Towards noon on 25 December 2011, three men shouldering boxes were seen at the Lehni bus stop in Amden; heavily laden, they set off soon afterwards, trudging through the deep snow in the direction of the lake. The well-padded boxes contained large, coloured balls of blown glass, while the backpacks were filled with pastries and champagne to be carried up to the hut in the Zand, where Kaspar Müller was to exhibit the balls for just one afternoon. It was a beautiful winter day. Once the boxes had arrived, Müller strung the twenty-five spheres on a cord which he then nailed onto the façade of the old wooden building. Like earlier projects already executed there, the exhibition emphasized the scale of an artwork in relation to the landscape. The building stands alone, and the artist’s use of it in conjunction with his work transformed it, even if only for some forty visitors and for the duration of an afternoon. Later on, when most of the visitors were on their way home again, the glass balls were taken down and packed away in the boxes again.
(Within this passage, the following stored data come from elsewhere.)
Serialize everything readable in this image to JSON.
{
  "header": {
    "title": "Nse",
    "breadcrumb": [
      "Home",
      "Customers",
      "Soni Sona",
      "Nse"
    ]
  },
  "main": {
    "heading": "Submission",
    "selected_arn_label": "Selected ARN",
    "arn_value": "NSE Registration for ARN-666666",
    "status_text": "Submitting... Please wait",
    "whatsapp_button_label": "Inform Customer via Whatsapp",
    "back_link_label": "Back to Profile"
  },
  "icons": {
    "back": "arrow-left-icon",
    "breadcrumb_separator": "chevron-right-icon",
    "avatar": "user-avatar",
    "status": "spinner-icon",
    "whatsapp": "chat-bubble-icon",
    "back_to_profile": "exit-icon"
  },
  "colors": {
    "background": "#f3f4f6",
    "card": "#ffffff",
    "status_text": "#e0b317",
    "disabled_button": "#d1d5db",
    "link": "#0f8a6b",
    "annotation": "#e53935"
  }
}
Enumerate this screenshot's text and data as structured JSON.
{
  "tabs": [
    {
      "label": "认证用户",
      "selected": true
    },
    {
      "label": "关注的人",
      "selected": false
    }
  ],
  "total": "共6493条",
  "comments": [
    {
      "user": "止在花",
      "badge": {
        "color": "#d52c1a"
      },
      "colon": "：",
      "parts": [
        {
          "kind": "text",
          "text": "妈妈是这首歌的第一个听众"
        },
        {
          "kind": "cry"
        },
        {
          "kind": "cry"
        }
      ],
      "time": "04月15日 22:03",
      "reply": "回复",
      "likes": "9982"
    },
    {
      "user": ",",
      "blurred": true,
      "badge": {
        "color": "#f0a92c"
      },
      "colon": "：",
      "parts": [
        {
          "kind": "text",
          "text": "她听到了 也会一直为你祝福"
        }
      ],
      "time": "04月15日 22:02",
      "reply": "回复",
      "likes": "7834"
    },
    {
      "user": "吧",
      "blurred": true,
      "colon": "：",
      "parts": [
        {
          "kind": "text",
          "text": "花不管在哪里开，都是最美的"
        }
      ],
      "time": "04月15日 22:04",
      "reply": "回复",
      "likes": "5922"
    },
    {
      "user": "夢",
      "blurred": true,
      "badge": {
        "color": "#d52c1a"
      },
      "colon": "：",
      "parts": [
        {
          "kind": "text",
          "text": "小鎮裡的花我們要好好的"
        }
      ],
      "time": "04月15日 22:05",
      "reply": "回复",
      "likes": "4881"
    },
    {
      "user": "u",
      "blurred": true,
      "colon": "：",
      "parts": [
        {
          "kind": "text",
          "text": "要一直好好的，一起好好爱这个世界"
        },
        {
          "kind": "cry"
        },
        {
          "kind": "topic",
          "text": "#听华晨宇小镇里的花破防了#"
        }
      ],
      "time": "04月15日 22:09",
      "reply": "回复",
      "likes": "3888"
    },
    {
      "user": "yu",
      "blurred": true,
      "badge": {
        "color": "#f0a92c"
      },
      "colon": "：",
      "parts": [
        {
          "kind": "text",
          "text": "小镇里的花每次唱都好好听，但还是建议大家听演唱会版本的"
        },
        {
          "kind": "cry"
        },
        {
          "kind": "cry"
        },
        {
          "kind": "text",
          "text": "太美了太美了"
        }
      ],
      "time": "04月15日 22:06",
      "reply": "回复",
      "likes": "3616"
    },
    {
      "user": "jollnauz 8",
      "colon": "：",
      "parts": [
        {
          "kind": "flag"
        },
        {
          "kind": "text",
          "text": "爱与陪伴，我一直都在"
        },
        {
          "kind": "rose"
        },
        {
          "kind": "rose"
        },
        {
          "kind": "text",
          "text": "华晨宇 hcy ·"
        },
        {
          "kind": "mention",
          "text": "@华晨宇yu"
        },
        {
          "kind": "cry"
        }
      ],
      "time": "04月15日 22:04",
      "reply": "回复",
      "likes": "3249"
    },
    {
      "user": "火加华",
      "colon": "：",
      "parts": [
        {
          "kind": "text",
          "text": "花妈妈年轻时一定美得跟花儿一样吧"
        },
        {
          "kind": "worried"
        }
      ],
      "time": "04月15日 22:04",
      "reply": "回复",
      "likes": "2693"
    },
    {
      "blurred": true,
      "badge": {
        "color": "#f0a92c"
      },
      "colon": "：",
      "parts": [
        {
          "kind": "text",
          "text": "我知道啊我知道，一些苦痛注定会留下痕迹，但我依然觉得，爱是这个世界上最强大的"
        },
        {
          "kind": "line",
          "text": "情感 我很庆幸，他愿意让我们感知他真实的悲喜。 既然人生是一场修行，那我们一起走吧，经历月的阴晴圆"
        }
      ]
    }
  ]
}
Standing in the snow in front of the decorated hut on that particular day in December, we naturally thought of Christmas; but Müller’s string of glass balls went further, making a statement about the idea of decoration in general. Each of the spheres was hand-blown, and the cord on which they were strung looked like natural fibre, although it was actually an industrially produced synthetic. Müller’s art attests to his fascination with a reality that depicts or imitates a fictional reality. The examples of this in popular culture are legion, and he makes liberal use of them, in particular the interior decorations found in furniture shops and department stores. Kaspar Müller is well-versed in Pop Art, which appropriated and incorporated the commodity universe long before he was born. The works made of glass contained a ‘homeopathic’ dose of this fascination. Moreover, they were a perfect match for the picture-postcard appearance of the snow-covered landscape above Lake Walensee. Repetition and serialism are concepts that can be enlisted not only for a discussion of these glass objects; they also structure numerous works of contemporary art. Richard Wollheim, who coined the term Minimal Art in 1965, used it to describe the tendency towards the radical reduction of both form and content that he had observed in contemporary art. Meanwhile, as we learned in Amden, the artist’s multiplication of simple, yet decorative, empty shapes allows for new readings even in circumstances that are alien to art.